“If he didn’t make life so pitiful in that shelter I wouldn’t have moved on,” said Peter Kabbage of the shelter’s director Ray Severn. “If he had given me a nice bed and soft blanket I may have not decided to turn my life around.”
The city plans to close Martha’s Kitchen on Monday for building code violations that include electrical and plumbing problems, bugs and rodents, lack of sanitary conditions in the kitchen and restrooms, as well as structural problems.
Severn said this week he has until today to file an appeal to prevent the closure.
Kabbage said all he got at the shelter was a mattress on the floor from which he could stare at paint peeling off a ceiling.
“When I heard that the shelter was closing I felt a relief,” Kabbige said. “I had felt guilty knowing those guys were living in those conditions. I didn’t know it, but I was feeling guilty. Now they will get the help they deserve. And they do deserve it. They are being treated worse than dogs in there and they accept it. They accept it because they don’t know any better.
“You can have a huge heart, be well-meaning,” he said. “You can have the soul of a saint and give people a roof over their heads but that isn’t helping anyone, that is prolonging a problem.”
Charitable organizations have been working with the shelter’s residents this week to find them housing and meet their other needs.

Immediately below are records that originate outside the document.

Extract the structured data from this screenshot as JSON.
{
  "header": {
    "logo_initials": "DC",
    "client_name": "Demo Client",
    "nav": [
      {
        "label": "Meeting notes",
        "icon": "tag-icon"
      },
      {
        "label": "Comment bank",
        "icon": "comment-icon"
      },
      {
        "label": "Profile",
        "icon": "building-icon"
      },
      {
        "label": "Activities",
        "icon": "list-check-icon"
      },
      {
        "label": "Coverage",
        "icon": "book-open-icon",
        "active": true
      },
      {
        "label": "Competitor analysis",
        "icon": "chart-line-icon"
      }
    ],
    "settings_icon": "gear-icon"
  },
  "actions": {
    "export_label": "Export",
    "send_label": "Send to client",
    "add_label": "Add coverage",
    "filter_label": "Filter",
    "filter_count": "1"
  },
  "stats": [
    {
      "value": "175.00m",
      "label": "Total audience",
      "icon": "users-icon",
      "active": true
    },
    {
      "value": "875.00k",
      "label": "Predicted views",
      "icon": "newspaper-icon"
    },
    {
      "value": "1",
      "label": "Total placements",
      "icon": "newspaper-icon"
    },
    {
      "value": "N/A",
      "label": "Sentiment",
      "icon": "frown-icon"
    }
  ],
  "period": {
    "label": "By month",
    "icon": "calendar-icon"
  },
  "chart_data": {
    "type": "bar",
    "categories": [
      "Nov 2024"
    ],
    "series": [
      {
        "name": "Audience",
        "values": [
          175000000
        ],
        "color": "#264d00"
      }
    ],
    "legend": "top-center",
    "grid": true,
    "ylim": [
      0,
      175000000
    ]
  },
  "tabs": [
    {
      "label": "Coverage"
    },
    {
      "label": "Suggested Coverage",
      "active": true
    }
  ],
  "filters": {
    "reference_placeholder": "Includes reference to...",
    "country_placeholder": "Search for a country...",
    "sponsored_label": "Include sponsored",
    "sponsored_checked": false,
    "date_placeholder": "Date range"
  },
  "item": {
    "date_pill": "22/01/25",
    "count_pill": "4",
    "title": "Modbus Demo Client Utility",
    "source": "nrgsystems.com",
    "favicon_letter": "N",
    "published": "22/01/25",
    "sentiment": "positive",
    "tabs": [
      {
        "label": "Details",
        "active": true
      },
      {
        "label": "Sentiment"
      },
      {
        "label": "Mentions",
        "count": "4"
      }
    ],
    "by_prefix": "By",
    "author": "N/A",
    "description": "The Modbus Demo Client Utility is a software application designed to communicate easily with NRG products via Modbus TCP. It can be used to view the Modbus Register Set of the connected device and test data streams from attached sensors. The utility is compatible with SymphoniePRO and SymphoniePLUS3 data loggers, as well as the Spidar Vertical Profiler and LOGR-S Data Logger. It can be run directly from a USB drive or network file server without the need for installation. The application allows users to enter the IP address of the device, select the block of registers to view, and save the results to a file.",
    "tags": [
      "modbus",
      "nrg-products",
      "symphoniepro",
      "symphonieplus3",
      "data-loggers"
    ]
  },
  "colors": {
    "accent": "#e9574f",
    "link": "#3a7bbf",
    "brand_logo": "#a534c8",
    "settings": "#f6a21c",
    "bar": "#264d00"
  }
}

Temple Police Cpl. Chuck Borgeson, who has spent the last two and a half years concentrating his efforts on reducing crime in the area, believes that when the shelter’s tenants see what other shelters have to offer they will understand what they have been missing.

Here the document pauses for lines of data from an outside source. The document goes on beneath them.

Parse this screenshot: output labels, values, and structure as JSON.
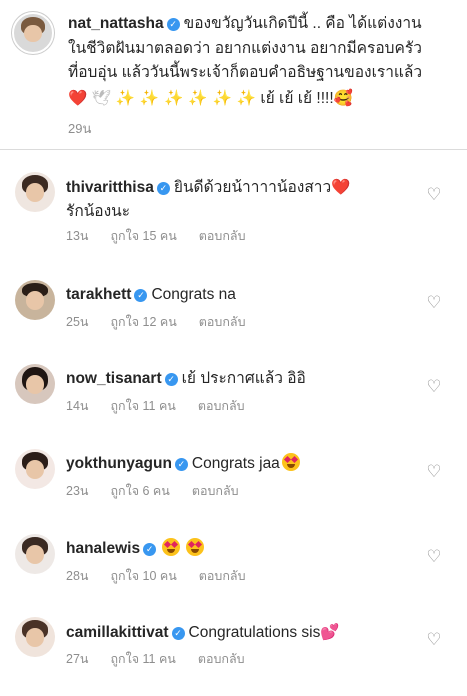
{
  "caption": {
    "username": "nat_nattasha",
    "verified_glyph": "✓",
    "text_line1": "ของขวัญวันเกิดปีนี้ .. คือ ได้แต่งงาน",
    "text_line2": "ในชีวิตฝันมาตลอดว่า อยากแต่งงาน อยากมีครอบครัว",
    "text_line3": "ที่อบอุ่น แล้ววันนี้พระเจ้าก็ตอบคำอธิษฐานของเราแล้ว",
    "emoji_heart": "❤️",
    "emoji_dove": "🕊",
    "emoji_sparkles": "✨ ✨ ✨ ✨ ✨ ✨",
    "text_tail": "เย้ เย้ เย้ !!!!",
    "emoji_blush": "🥰",
    "time": "29น"
  },
  "comments": [
    {
      "username": "thivaritthisa",
      "text": "ยินดีด้วยน้าาาาน้องสาว",
      "emoji": "❤️",
      "text_line2": "รักน้องนะ",
      "time": "13น",
      "likes": "ถูกใจ 15 คน",
      "reply": "ตอบกลับ",
      "like_icon": "♡"
    },
    {
      "username": "tarakhett",
      "text": "Congrats na",
      "time": "25น",
      "likes": "ถูกใจ 12 คน",
      "reply": "ตอบกลับ",
      "like_icon": "♡"
    },
    {
      "username": "now_tisanart",
      "text": "เย้ ประกาศแล้ว อิอิ",
      "time": "14น",
      "likes": "ถูกใจ 11 คน",
      "reply": "ตอบกลับ",
      "like_icon": "♡"
    },
    {
      "username": "yokthunyagun",
      "text": "Congrats jaa",
      "time": "23น",
      "likes": "ถูกใจ 6 คน",
      "reply": "ตอบกลับ",
      "like_icon": "♡"
    },
    {
      "username": "hanalewis",
      "text": "",
      "time": "28น",
      "likes": "ถูกใจ 10 คน",
      "reply": "ตอบกลับ",
      "like_icon": "♡"
    },
    {
      "username": "camillakittivat",
      "text": "Congratulations sis",
      "emoji": "💕",
      "time": "27น",
      "likes": "ถูกใจ 11 คน",
      "reply": "ตอบกลับ",
      "like_icon": "♡"
    }
  ],
  "colors": {
    "text": "#262626",
    "secondary": "#8e8e8e",
    "verified": "#3897f0",
    "divider": "#dbdbdb"
  }
}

“There is no path out of that shelter except for these drastic measures,” Borgeson said. “Once they see other shelters, if that is where they go, once they see that they can’t just stay there without filling out job applications or completing a GED - all these things have been available to people, just nobody told them.

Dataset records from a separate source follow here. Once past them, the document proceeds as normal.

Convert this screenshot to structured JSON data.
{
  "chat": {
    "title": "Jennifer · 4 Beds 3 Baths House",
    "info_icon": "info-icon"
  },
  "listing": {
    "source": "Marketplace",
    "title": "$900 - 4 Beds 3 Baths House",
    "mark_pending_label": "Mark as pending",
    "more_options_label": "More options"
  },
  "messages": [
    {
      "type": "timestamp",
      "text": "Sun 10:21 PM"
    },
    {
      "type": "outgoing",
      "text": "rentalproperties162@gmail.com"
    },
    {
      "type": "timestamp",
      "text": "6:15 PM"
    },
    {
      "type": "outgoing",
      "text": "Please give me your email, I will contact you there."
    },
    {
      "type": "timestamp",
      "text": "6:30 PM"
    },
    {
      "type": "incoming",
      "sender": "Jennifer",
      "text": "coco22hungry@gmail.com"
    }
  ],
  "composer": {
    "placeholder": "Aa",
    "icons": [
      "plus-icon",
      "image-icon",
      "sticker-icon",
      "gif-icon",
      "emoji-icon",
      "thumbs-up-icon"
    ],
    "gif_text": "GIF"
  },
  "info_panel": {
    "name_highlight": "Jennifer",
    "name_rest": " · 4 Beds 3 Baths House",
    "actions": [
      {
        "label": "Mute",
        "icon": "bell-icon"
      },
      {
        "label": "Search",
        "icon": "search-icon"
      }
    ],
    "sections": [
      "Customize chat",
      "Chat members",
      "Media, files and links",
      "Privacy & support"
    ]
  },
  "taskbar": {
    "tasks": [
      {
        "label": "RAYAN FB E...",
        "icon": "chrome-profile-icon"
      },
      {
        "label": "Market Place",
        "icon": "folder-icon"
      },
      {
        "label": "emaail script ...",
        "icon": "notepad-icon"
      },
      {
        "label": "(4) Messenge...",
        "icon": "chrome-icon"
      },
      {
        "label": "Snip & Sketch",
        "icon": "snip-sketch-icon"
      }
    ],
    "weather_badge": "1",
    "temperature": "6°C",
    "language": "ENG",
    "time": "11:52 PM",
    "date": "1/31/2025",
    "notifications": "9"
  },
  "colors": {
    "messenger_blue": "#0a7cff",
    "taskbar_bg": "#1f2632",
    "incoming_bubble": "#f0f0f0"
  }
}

“In two or three weeks they are going to step back and think ‘why didn’t I do this before?’ he said.
Martha’s Kitchen was establilshed in 1985 with an eye to giving people a fresh start.
Its founder, Fred Bandas, in 1992 said, “We feed them and shelter them, but let God do the judging. We don’t care where they’ve been. Our only concern is where they’re going.”
Bandas was a deacon in the Catholic church, which ran the shelter.
Borgeson said that in those early years there was concern for where the people, who were housed there temporarily, would go next. He believes Martha’s Kitchen residents deserve job training, their own housing and a chance for guidance.